L'arbitre somalien Omar Artan a rompu le silence, plusieurs jours après avoir été retiré de la liste des officiels pour la Coupe du monde 2026. Refoulé samedi lors de son arrivée aux États-Unis, puis désavoué par la Fédération internationale de football (FIFA), il a fait part de sa détresse dans un message publié sur son compte Facebook et dans une interview accordée au quotidien The New York Times.

« C'est la fin du rêve de ma vie », a-t-il déclaré, exprimant sa profonde déception face à ce qu'il considère comme un dénouement brutal et injuste. L'arbitre, qui devait officier lors du Mondial, n'a pas été autorisé à fouler le sol américain, sans que les motifs précis de ce refoulement n'aient été officiellement communiqués. La FIFA a ensuite annoncé son retrait définitif de la liste des arbitres retenus pour la compétition.

Une réaction personnelle empreinte d'amertume

Dans ses premières déclarations publiques, Omar Artan n'a pas caché son amertume. Il évoque un rêve brisé et une carrière d'arbitre international entachée par cet épisode. Sans entrer dans le détail des raisons qui ont conduit à son refoulement, il laisse entendre que les explications fournies ne lui semblent pas fondées. « Je n'ai rien fait de mal », a-t-il insisté, tout en reconnaissant que la décision est désormais irréversible.

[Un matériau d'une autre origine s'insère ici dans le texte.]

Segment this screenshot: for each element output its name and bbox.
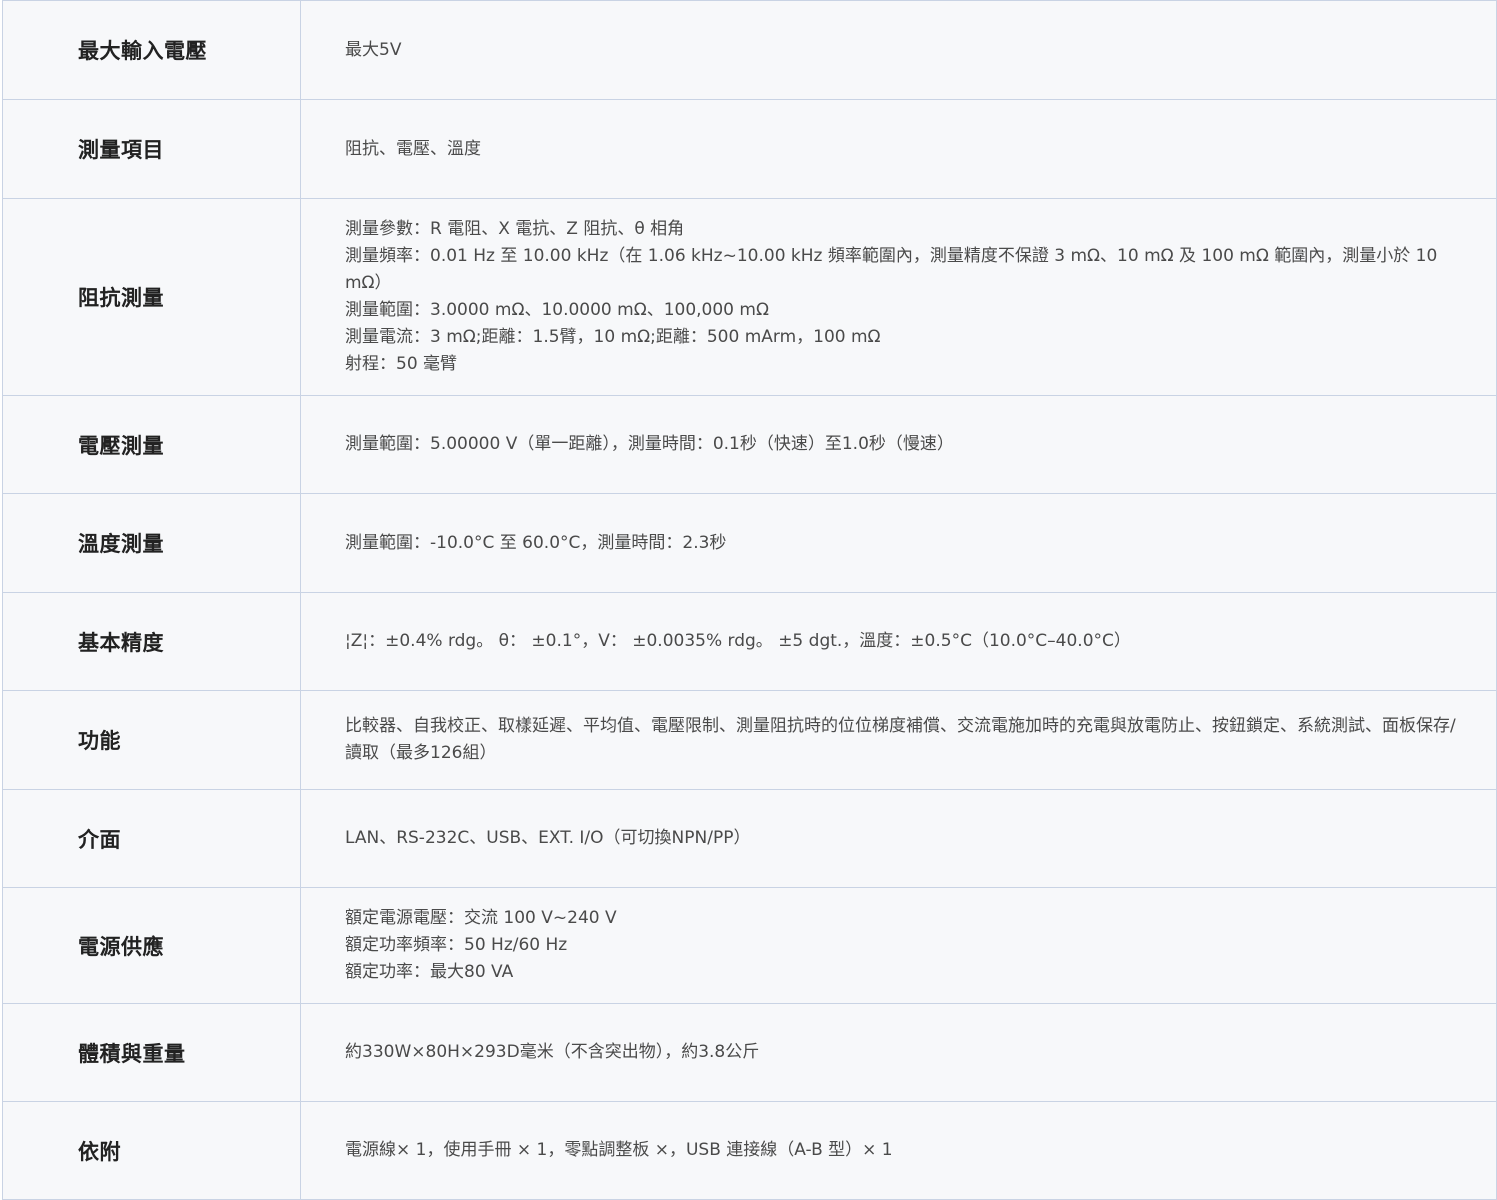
spec-value-line: 測量範圍：-10.0°C 至 60.0°C，測量時間：2.3秒 <box>345 532 727 553</box>
spec-value-line: ¦Z¦：±0.4% rdg。 θ： ±0.1°，V： ±0.0035% rdg。… <box>345 631 1131 651</box>
spec-value-line: 最大5V <box>345 39 402 60</box>
spec-value-line: 阻抗、電壓、溫度 <box>345 138 481 159</box>
spec-value-line: 測量範圍：3.0000 mΩ、10.0000 mΩ、100,000 mΩ <box>345 300 769 320</box>
spec-label: 測量項目 <box>2 99 301 199</box>
spec-value-line: 額定電源電壓：交流 100 V~240 V <box>345 908 617 928</box>
spec-table: 最大輸入電壓 最大5V 測量項目 阻抗、電壓、溫度 阻抗測量 測量參數：R 電阻… <box>2 0 1497 1200</box>
spec-label: 功能 <box>2 690 301 790</box>
spec-label: 電源供應 <box>2 887 301 1004</box>
spec-label: 依附 <box>2 1101 301 1200</box>
spec-label: 體積與重量 <box>2 1003 301 1102</box>
spec-value-line: 測量頻率：0.01 Hz 至 10.00 kHz（在 1.06 kHz~10.0… <box>345 246 1438 293</box>
spec-value-line: 額定功率頻率：50 Hz/60 Hz <box>345 935 568 955</box>
spec-row-basic-accuracy: 基本精度 ¦Z¦：±0.4% rdg。 θ： ±0.1°，V： ±0.0035%… <box>2 592 1497 691</box>
spec-value: 測量範圍：-10.0°C 至 60.0°C，測量時間：2.3秒 <box>300 493 1497 593</box>
spec-row-functions: 功能 比較器、自我校正、取樣延遲、平均值、電壓限制、測量阻抗時的位位梯度補償、交… <box>2 690 1497 790</box>
spec-row-interface: 介面 LAN、RS-232C、USB、EXT. I/O（可切換NPN/PP） <box>2 789 1497 888</box>
spec-row-power-supply: 電源供應 額定電源電壓：交流 100 V~240 V 額定功率頻率：50 Hz/… <box>2 887 1497 1004</box>
spec-label: 阻抗測量 <box>2 198 301 396</box>
spec-value: 電源線× 1，使用手冊 × 1，零點調整板 ×，USB 連接線（A-B 型）× … <box>300 1101 1497 1200</box>
spec-value-line: 額定功率：最大80 VA <box>345 962 514 982</box>
spec-row-measurement-items: 測量項目 阻抗、電壓、溫度 <box>2 99 1497 199</box>
spec-label: 介面 <box>2 789 301 888</box>
spec-value: 測量範圍：5.00000 V（單一距離），測量時間：0.1秒（快速）至1.0秒（… <box>300 395 1497 494</box>
spec-value-line: 測量範圍：5.00000 V（單一距離），測量時間：0.1秒（快速）至1.0秒（… <box>345 434 954 454</box>
spec-row-max-input-voltage: 最大輸入電壓 最大5V <box>2 0 1497 100</box>
spec-row-impedance-measurement: 阻抗測量 測量參數：R 電阻、X 電抗、Z 阻抗、θ 相角 測量頻率：0.01 … <box>2 198 1497 396</box>
spec-label: 基本精度 <box>2 592 301 691</box>
spec-value-line: 射程：50 毫臂 <box>345 354 458 374</box>
spec-value: LAN、RS-232C、USB、EXT. I/O（可切換NPN/PP） <box>300 789 1497 888</box>
spec-label: 最大輸入電壓 <box>2 0 301 100</box>
spec-value-line: 電源線× 1，使用手冊 × 1，零點調整板 ×，USB 連接線（A-B 型）× … <box>345 1140 893 1160</box>
spec-row-temperature-measurement: 溫度測量 測量範圍：-10.0°C 至 60.0°C，測量時間：2.3秒 <box>2 493 1497 593</box>
spec-value: 阻抗、電壓、溫度 <box>300 99 1497 199</box>
spec-value-line: 比較器、自我校正、取樣延遲、平均值、電壓限制、測量阻抗時的位位梯度補償、交流電施… <box>345 716 1456 763</box>
spec-label: 溫度測量 <box>2 493 301 593</box>
spec-value: 額定電源電壓：交流 100 V~240 V 額定功率頻率：50 Hz/60 Hz… <box>300 887 1497 1004</box>
spec-value: 測量參數：R 電阻、X 電抗、Z 阻抗、θ 相角 測量頻率：0.01 Hz 至 … <box>300 198 1497 396</box>
spec-value-line: 測量電流：3 mΩ;距離：1.5臂，10 mΩ;距離：500 mArm，100 … <box>345 327 881 347</box>
spec-label: 電壓測量 <box>2 395 301 494</box>
spec-row-dimensions-weight: 體積與重量 約330W×80H×293D毫米（不含突出物），約3.8公斤 <box>2 1003 1497 1102</box>
spec-row-accessories: 依附 電源線× 1，使用手冊 × 1，零點調整板 ×，USB 連接線（A-B 型… <box>2 1101 1497 1200</box>
spec-value: 最大5V <box>300 0 1497 100</box>
spec-value-line: 約330W×80H×293D毫米（不含突出物），約3.8公斤 <box>345 1042 760 1062</box>
spec-row-voltage-measurement: 電壓測量 測量範圍：5.00000 V（單一距離），測量時間：0.1秒（快速）至… <box>2 395 1497 494</box>
spec-value: 比較器、自我校正、取樣延遲、平均值、電壓限制、測量阻抗時的位位梯度補償、交流電施… <box>300 690 1497 790</box>
spec-value: 約330W×80H×293D毫米（不含突出物），約3.8公斤 <box>300 1003 1497 1102</box>
spec-value-line: LAN、RS-232C、USB、EXT. I/O（可切換NPN/PP） <box>345 828 751 848</box>
spec-value: ¦Z¦：±0.4% rdg。 θ： ±0.1°，V： ±0.0035% rdg。… <box>300 592 1497 691</box>
spec-value-line: 測量參數：R 電阻、X 電抗、Z 阻抗、θ 相角 <box>345 219 685 239</box>
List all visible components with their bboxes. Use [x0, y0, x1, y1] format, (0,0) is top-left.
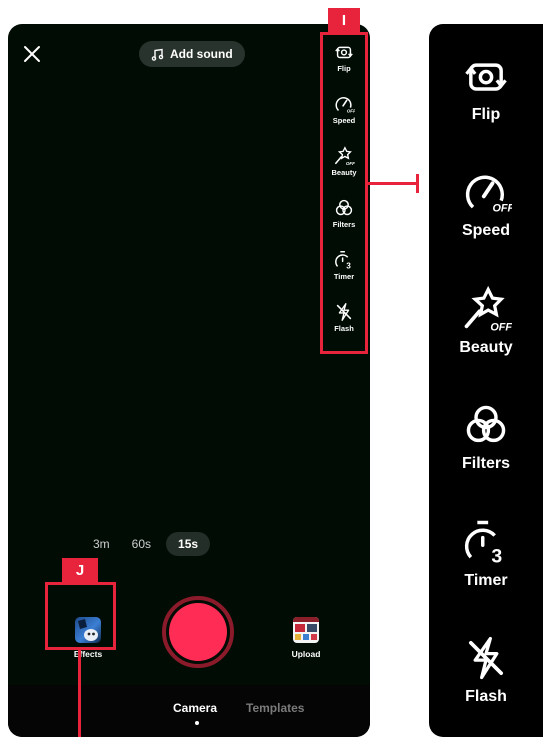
add-sound-label: Add sound	[170, 47, 233, 61]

L'arbitre, qui était considéré comme une figure montante de l'arbitrage africain, devait participer au Mondial 2026, une première pour un représentant somalien. Le retrait de la FIFA marque un coup d'arrêt brutal à cette ascension. La fédération somalienne de football ne s'est pas encore exprimée officiellement sur le sujet, mais des sources proches du dossier évoquent un sentiment d'incompréhension parmi les dirigeants locaux.

Un précédent qui interroge

Cette affaire soulève des questions sur les procédures de contrôle aux frontières américaines appliquées aux personnalités sportives invitées à des événements internationaux. Plusieurs observateurs s'interrogent sur les critères ayant conduit au refoulement d'un arbitre officiellement accrédité par la FIFA. L'organisation faîtière du football mondial, de son côté, n'a pas souhaité commenter les circonstances individuelles du dossier, se contentant de confirmer le retrait.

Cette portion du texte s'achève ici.